Summary
In Jennings v. Hoskinson, 152 Colo. 276, 382 P.2d 807, it was declared that "where there are a number of licensed outlets in an area, their inadequacy, if any, to serve the needs of the neighborhood should be shown by the applicant."
Summary of this case from Tavella v. EppingerOpinion
No. 20,134.
Decided May 6, 1963. Rehearing denied May 27, 1963.
From a judgment sustaining denial of a liquor license by the board of county commissioners, the applicant brings error.
Affirmed.
1. INTOXICATING LIQUOR — License — Denial — Evidence — Duty of Court. Where there is evidence to support the determination of the Board of County Commissioners in denying a liquor license, it is the duty of the trial court to affirm the action of the Board.
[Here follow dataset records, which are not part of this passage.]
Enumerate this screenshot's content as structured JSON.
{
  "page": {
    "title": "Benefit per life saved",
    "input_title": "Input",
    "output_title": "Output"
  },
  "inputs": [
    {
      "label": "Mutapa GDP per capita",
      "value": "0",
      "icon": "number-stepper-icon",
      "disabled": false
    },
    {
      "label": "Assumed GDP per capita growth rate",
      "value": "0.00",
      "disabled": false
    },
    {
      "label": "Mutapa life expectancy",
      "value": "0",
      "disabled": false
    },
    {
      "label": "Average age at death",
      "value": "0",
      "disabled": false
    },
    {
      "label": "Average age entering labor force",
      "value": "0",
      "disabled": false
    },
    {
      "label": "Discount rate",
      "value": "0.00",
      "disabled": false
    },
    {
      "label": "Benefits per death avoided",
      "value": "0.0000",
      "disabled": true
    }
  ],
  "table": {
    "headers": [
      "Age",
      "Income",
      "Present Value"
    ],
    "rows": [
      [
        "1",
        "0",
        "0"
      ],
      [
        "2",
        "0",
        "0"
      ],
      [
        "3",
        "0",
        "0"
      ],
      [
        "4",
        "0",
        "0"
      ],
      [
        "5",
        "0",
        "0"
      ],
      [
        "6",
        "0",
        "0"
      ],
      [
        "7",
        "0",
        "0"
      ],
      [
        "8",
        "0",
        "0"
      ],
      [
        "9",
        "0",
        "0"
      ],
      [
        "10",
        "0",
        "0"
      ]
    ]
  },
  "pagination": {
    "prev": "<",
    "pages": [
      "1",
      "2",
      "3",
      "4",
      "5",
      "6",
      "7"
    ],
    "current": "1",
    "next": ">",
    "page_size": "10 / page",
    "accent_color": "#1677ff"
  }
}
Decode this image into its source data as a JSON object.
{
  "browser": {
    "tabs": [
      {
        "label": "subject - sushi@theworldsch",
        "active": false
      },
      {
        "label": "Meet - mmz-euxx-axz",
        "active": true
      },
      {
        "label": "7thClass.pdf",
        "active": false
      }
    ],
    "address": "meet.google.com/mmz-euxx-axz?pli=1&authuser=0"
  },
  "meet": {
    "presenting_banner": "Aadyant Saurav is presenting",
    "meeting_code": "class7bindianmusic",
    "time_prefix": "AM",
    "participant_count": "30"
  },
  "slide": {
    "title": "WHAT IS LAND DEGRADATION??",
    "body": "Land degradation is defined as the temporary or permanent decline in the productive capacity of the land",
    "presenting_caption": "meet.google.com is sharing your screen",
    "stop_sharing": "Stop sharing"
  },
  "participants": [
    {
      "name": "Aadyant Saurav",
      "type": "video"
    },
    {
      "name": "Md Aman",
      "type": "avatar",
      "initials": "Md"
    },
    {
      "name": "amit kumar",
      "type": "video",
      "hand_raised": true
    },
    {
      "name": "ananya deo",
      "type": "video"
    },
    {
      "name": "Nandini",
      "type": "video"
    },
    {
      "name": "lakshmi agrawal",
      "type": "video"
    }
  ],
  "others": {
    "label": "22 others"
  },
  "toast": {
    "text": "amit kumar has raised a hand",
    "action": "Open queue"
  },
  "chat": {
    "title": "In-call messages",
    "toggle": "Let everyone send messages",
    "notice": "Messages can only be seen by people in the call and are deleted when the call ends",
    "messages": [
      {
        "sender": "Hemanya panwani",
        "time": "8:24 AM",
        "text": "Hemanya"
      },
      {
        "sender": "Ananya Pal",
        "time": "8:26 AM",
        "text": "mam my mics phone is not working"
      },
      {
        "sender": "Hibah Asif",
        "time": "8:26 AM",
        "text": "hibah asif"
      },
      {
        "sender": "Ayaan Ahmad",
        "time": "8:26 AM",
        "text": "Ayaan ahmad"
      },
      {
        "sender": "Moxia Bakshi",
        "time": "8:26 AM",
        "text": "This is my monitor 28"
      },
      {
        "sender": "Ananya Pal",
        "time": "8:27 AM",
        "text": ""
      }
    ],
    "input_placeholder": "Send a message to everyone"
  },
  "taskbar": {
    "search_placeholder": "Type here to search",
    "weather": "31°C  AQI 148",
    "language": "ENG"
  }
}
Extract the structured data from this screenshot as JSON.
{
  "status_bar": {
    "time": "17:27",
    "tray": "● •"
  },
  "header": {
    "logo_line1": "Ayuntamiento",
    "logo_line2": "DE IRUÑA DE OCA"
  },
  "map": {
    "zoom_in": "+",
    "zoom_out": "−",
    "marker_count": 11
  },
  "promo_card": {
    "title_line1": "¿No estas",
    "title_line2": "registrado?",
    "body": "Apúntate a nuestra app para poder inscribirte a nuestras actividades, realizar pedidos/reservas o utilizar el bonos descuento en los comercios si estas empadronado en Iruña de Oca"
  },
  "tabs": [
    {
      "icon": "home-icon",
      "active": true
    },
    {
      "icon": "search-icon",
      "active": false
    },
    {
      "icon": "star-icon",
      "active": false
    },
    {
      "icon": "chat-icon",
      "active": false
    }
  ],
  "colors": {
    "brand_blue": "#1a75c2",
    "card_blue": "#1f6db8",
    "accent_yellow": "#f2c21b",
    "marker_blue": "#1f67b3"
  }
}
2. Application — Number of Outlets in Area — Proximity to Proposed Outlet. Besides considering the number of outlets in the area, the licensing authority may properly take into account the fact that close to the location for which a license is sought there are existing outlets to serve the public.
3. Application — Needs of Neighborhood — Burden on Applicant. Where there are a number of licensed outlets in the area of a proposed new outlet, their inadequacy to serve the needs of the neighborhood should be shown by the applicant.
Error to the District Court of Jefferson County, Hon. Christian D. Stoner, Judge.
Mr. A. E. SMALL, JR., Mr. EUGENE ZELINGER, for plaintiff in error.
Messrs. BRADLEY, CARNEY JOHNSON, for defendants in error.
JENNINGS applied to the Board of County Commissioners of Jefferson County, Colorado, for a license to sell malt, vinous and spiritous liquors and after a hearing, his application was denied. Complaint was filed in the district court, where, after a review of the proceedings had before the Board of County Commissioners, the court entered judgment sustaining the Board. This judgment is attacked here by writ of error.
It appears from the record that the place of business of the applicant was located at 9400 West Colfax Avenue, Lakewood, Colorado; that approximately one block east of this location was an outlet, and that at about the same distance west there was another outlet. There were eight other outlets within varying distances of the premises which could serve the rather large area considered by the Board, in the disposition of the application, as being the neighborhood.
Over 600 signatories to petitions favored the issuance of the license. Several witnesses appeared at the hearing before the Board and testified in the applicant's behalf. No remonstrances were filed, and no one appeared at the hearing to oppose the granting of the license.
If there is evidence to support the determination of the Board of County Commissioners, it was the duty of the trial court to affirm the action of the Board. Bailey v. Board of County Comm'rs, 151 Colo. 115, 376 P.2d 519.
Besides considering the number of outlets in the area, the Board may properly take into account in its consideration of the case the fact that close to the location for which a license is sought there are existing outlets to serve the public. MacArthur v. Presto, 122 Colo. 202, 221 P.2d 934.
"[W]e recognize that the number of licenses in an area may be sufficient to warrant the [licensing agency] in denying the issuance of an additional license." Geer v. Stathopulos, 135 Colo. 146, 309 P.2d 606. Where there are a number of licensed outlets in an area, their, inadequacy, if any, to serve the needs of the neighborhood should be shown by the applicant.
The record reveals a substantial number of outlets in the area, of which two are in close proximity to the premises in question; and absent a showing of need based upon these outlets being inadequate to serve the neighborhood, the trial court properly sustained the Board's refusal to grant a license.
The judgment is affirmed.
MR. JUSTICE MOORE and MR. JUSTICE PRINGLE concur.